Un avantage possible de l’extraction de sous-méthode est de pouvoir faire des tests à un niveau plus fin. Si ce refactoring est fait pour écrire un test qui est rendu plus facile ainsi il s’agit d’une bonne raison, par contre ce n’est pas le cas si c’est pour qu’un jour on puisse le faire si le besoin s’en fait sentir.

En résumé : je ne pense pas que ce code soit strictement préférable au premier, il a des inconvénients et des avantages. Ma pratique personnelle est de le faire de manière opportuniste quand la méthode principale devient vraiment trop longue et/ou qu’un bloc de code s’y prête particulièrement bien.

Je comprends l’idée de faire attention à la longueur des méthodes pour garder l’œil ouvert afin de détecter les problèmes, mais selon moi encourager trop fortement la création de sous-méthodes ne rend pas forcément le code plus lisible et par contre peut rendre la navigation bien plus pénible.

Un module

module FaitDesTrucs
  # @param [classe] param1
  # @param [String] param2
  # @return [Array<Boolean>]
  def fait_quelque_chose(param1, param2)
    plop = fait_truc_machin(bla, param1, blu)
    s_occupe_du_bidule(plop, bah, param2)
    termine_par_truc(plop, bah)
  end

  private

  # @param [truc] bla
  # @param [String] param2
  # @param [machin] blu
  # @return [Plop]
  def fait_truc_machin(bla, param1, blu)
    # Fait le truc machin
    if blabla bla
      bla bli bla
      # …
    end
    blu = param1.stonk()
    # …
    # …
    plop
  end

  # @param [Plop] plop
  # @param [String] bah
  # @param [Integer] param2
  # @return [void]
  def s_occupe_du_bidule(plop, bah, param2)
    yada yad yada
    while blu
      yada yada
      # …
      # …
    end
  end

  # @param [Plop] plop
  # @param [String] bah
  # @return [Array<Boolean>]
  def termine_par_truc(plop, bah)
    # On termine par le truc
    result = param2.map do |element|
      element.poke
      # …
      # …
    end
    result
  end
end

C’est une étape suivante possible après la séparation en sous-méthodes : on a désormais quatre méthodes qui traitent un domaine spécifique, pourquoi ne pas les isoler dans un module pour mieux isoler les choses ?

À nouveau cette approche n’augmente pas le découplage : ce n’est pas parce que la méthode qu’on appelle est dans un autre fichier que le contrat d’interface qu’elle expose sera plus stable.

Ce qu’on a fait s’apparent à un renommage (on change la manière d’appeler le code et donc son nom).

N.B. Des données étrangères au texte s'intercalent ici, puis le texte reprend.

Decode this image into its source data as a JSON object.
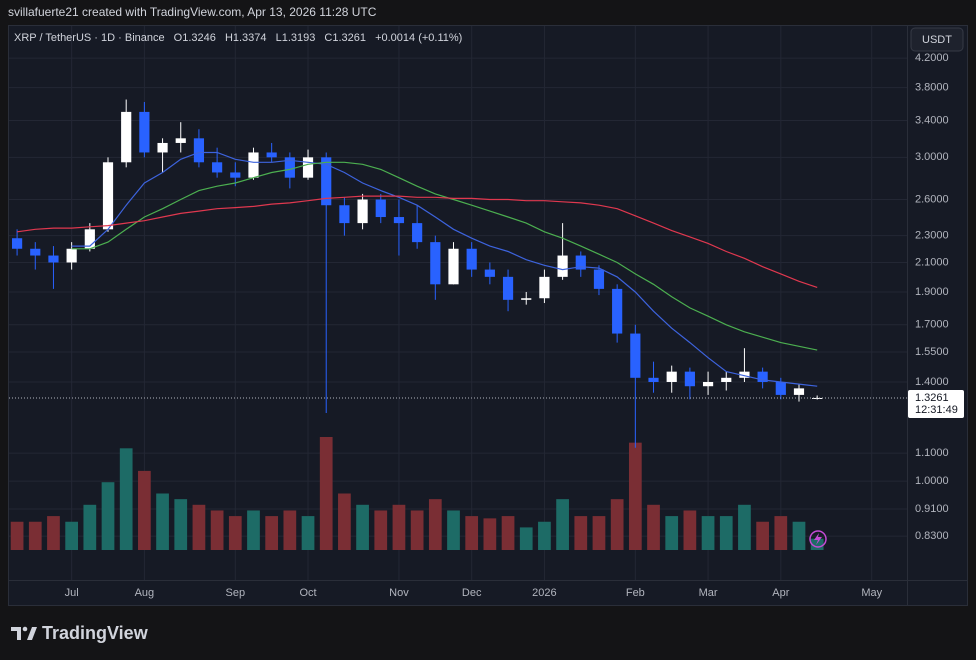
{
  "header": {
    "creator": "svillafuerte21 created with TradingView.com, Apr 13, 2026 11:28 UTC",
    "currency": "USDT",
    "brand": "TradingView"
  },
  "chart_data": {
    "type": "candlestick",
    "symbol": "XRP / TetherUS · 1D · Binance",
    "ohlc_text": [
      "O1.3246",
      "H1.3374",
      "L1.3193",
      "C1.3261"
    ],
    "change_text": "+0.0014 (+0.11%)",
    "categories": [
      null,
      null,
      null,
      "Jul",
      null,
      null,
      null,
      "Aug",
      null,
      null,
      null,
      null,
      "Sep",
      null,
      null,
      null,
      "Oct",
      null,
      null,
      null,
      null,
      "Nov",
      null,
      null,
      null,
      "Dec",
      null,
      null,
      null,
      "2026",
      null,
      null,
      null,
      null,
      "Feb",
      null,
      null,
      null,
      "Mar",
      null,
      null,
      null,
      "Apr",
      null,
      null,
      null,
      null,
      "May",
      null
    ],
    "open": [
      2.28,
      2.2,
      2.15,
      2.1,
      2.2,
      2.35,
      2.95,
      3.5,
      3.05,
      3.15,
      3.2,
      2.95,
      2.85,
      2.8,
      3.05,
      3.0,
      2.8,
      3.0,
      2.55,
      2.4,
      2.6,
      2.45,
      2.4,
      2.25,
      1.95,
      2.2,
      2.05,
      2.0,
      1.85,
      1.86,
      2.0,
      2.15,
      2.05,
      1.92,
      1.65,
      1.42,
      1.4,
      1.45,
      1.38,
      1.4,
      1.42,
      1.45,
      1.4,
      1.34,
      1.3246,
      null,
      null,
      null,
      null
    ],
    "high": [
      2.35,
      2.25,
      2.22,
      2.25,
      2.4,
      3.0,
      3.65,
      3.62,
      3.2,
      3.38,
      3.3,
      3.1,
      2.95,
      3.1,
      3.15,
      3.05,
      3.08,
      3.05,
      2.62,
      2.65,
      2.65,
      2.6,
      2.55,
      2.3,
      2.25,
      2.25,
      2.1,
      2.05,
      1.9,
      2.05,
      2.4,
      2.18,
      2.08,
      1.95,
      1.7,
      1.5,
      1.48,
      1.47,
      1.45,
      1.45,
      1.57,
      1.47,
      1.42,
      1.39,
      1.3374,
      null,
      null,
      null,
      null
    ],
    "low": [
      2.15,
      2.05,
      1.92,
      2.05,
      2.18,
      2.33,
      2.9,
      3.0,
      2.85,
      3.05,
      2.9,
      2.8,
      2.72,
      2.78,
      2.95,
      2.7,
      2.78,
      1.26,
      2.3,
      2.35,
      2.4,
      2.15,
      2.2,
      1.85,
      1.95,
      2.0,
      1.95,
      1.78,
      1.82,
      1.83,
      1.98,
      2.0,
      1.88,
      1.6,
      1.12,
      1.35,
      1.35,
      1.32,
      1.34,
      1.36,
      1.4,
      1.37,
      1.32,
      1.31,
      1.3193,
      null,
      null,
      null,
      null
    ],
    "close": [
      2.2,
      2.15,
      2.1,
      2.2,
      2.35,
      2.95,
      3.5,
      3.05,
      3.15,
      3.2,
      2.95,
      2.85,
      2.8,
      3.05,
      3.0,
      2.8,
      3.0,
      2.55,
      2.4,
      2.6,
      2.45,
      2.4,
      2.25,
      1.95,
      2.2,
      2.05,
      2.0,
      1.85,
      1.86,
      2.0,
      2.15,
      2.05,
      1.92,
      1.65,
      1.42,
      1.4,
      1.45,
      1.38,
      1.4,
      1.42,
      1.45,
      1.4,
      1.34,
      1.37,
      1.3261,
      null,
      null,
      null,
      null
    ],
    "volume": [
      25,
      25,
      30,
      25,
      40,
      60,
      90,
      70,
      50,
      45,
      40,
      35,
      30,
      35,
      30,
      35,
      30,
      100,
      50,
      40,
      35,
      40,
      35,
      45,
      35,
      30,
      28,
      30,
      20,
      25,
      45,
      30,
      30,
      45,
      95,
      40,
      30,
      35,
      30,
      30,
      40,
      25,
      30,
      25,
      10,
      null,
      null,
      null,
      null
    ],
    "up_color": "#ffffff",
    "down_color": "#2962ff",
    "volume_up_color": "#1d6b66",
    "volume_down_color": "#7a2e34",
    "series": [
      {
        "color": "#3d63dd",
        "values": [
          null,
          null,
          null,
          2.22,
          2.22,
          2.35,
          2.55,
          2.75,
          2.85,
          2.98,
          3.05,
          3.05,
          2.98,
          2.95,
          2.95,
          2.97,
          2.95,
          2.93,
          2.85,
          2.75,
          2.68,
          2.62,
          2.55,
          2.45,
          2.35,
          2.28,
          2.22,
          2.18,
          2.12,
          2.08,
          2.05,
          2.07,
          2.06,
          2.0,
          1.9,
          1.78,
          1.68,
          1.6,
          1.52,
          1.45,
          1.43,
          1.41,
          1.4,
          1.39,
          1.38,
          null,
          null,
          null,
          null
        ]
      },
      {
        "color": "#4caf50",
        "values": [
          null,
          null,
          null,
          2.2,
          2.2,
          2.25,
          2.35,
          2.45,
          2.52,
          2.6,
          2.68,
          2.72,
          2.75,
          2.8,
          2.85,
          2.88,
          2.93,
          2.95,
          2.95,
          2.93,
          2.88,
          2.8,
          2.72,
          2.65,
          2.6,
          2.55,
          2.5,
          2.45,
          2.4,
          2.33,
          2.28,
          2.22,
          2.16,
          2.1,
          2.02,
          1.95,
          1.87,
          1.8,
          1.75,
          1.7,
          1.66,
          1.63,
          1.6,
          1.58,
          1.56,
          null,
          null,
          null,
          null
        ]
      },
      {
        "color": "#e0384f",
        "values": [
          2.33,
          2.35,
          2.36,
          2.36,
          2.37,
          2.38,
          2.4,
          2.42,
          2.45,
          2.48,
          2.5,
          2.52,
          2.53,
          2.54,
          2.56,
          2.57,
          2.59,
          2.61,
          2.62,
          2.63,
          2.63,
          2.63,
          2.62,
          2.62,
          2.61,
          2.61,
          2.6,
          2.6,
          2.59,
          2.59,
          2.58,
          2.57,
          2.55,
          2.52,
          2.46,
          2.4,
          2.34,
          2.29,
          2.24,
          2.18,
          2.13,
          2.07,
          2.02,
          1.97,
          1.93,
          null,
          null,
          null,
          null
        ]
      }
    ],
    "log_scale": true,
    "ylim": [
      0.72,
      4.7
    ],
    "yticks": [
      {
        "value": 0.83,
        "label": "0.8300"
      },
      {
        "value": 0.91,
        "label": "0.9100"
      },
      {
        "value": 1.0,
        "label": "1.0000"
      },
      {
        "value": 1.1,
        "label": "1.1000"
      },
      {
        "value": 1.4,
        "label": "1.4000"
      },
      {
        "value": 1.55,
        "label": "1.5500"
      },
      {
        "value": 1.7,
        "label": "1.7000"
      },
      {
        "value": 1.9,
        "label": "1.9000"
      },
      {
        "value": 2.1,
        "label": "2.1000"
      },
      {
        "value": 2.3,
        "label": "2.3000"
      },
      {
        "value": 2.6,
        "label": "2.6000"
      },
      {
        "value": 3.0,
        "label": "3.0000"
      },
      {
        "value": 3.4,
        "label": "3.4000"
      },
      {
        "value": 3.8,
        "label": "3.8000"
      },
      {
        "value": 4.2,
        "label": "4.2000"
      }
    ],
    "grid": true,
    "last_price": 1.3261,
    "countdown": "12:31:49"
  }
}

À nouveau, le principal changement est la navigation : on peut préférer naviguer dans plusieurs fichiers courts plutôt que dans un seul plus long. Cela peut dépendre en partie des outils utilisés, par exemple s’ils permettent facilement de suivre des méthodes ou s’il faut naviguer “à la main”.

Il est intéressant de noter que cette étape n’est possible qu’à cause de la précédente : parce qu’on a beaucoup découpé et qu’on a maintenant plusieurs sous-méthodes, il peut devenir intéressant de déplacer ces méthodes ailleurs. Petit à petit le code peut ainsi s’étaler en suivant des principes.

Le mot étaler est important car à chaque fois la proportion de code opérant diminue en ajoutant au profit de code servant à gérer de la logistique.

En conclusion

En appliquant à la chaîne certaines pratiques, on peut avoir le sentiment d’améliorer les choses alors que tout ce qu’on est parvenu à faire est d’ajouter des indirections et de diluer le code.

Les pratiques dont je parle ici sont souvent mises en avant dans un contexte où il faut partager du code, et dans ce cas elles sont bien plus utiles. Mon intuition est que leur utilité quand il s’agit d’un besoin de partage peut mener à surestimer leur utilité lorsque ce n’est pas le cas.

Il est facile de s’arbitrer derrière l’autorité de principes, mais il faut garder en tête que beaucoup d’entre eux ne doivent pas s’appliquer systématiquement mais seulement quand on en fait le choix.

On peut choisir où placer la limite qui décide de refactorer ou de fractionner le code, mais il faut toujours garder en tête qu’il s’agit d’un jugement que l’on porte.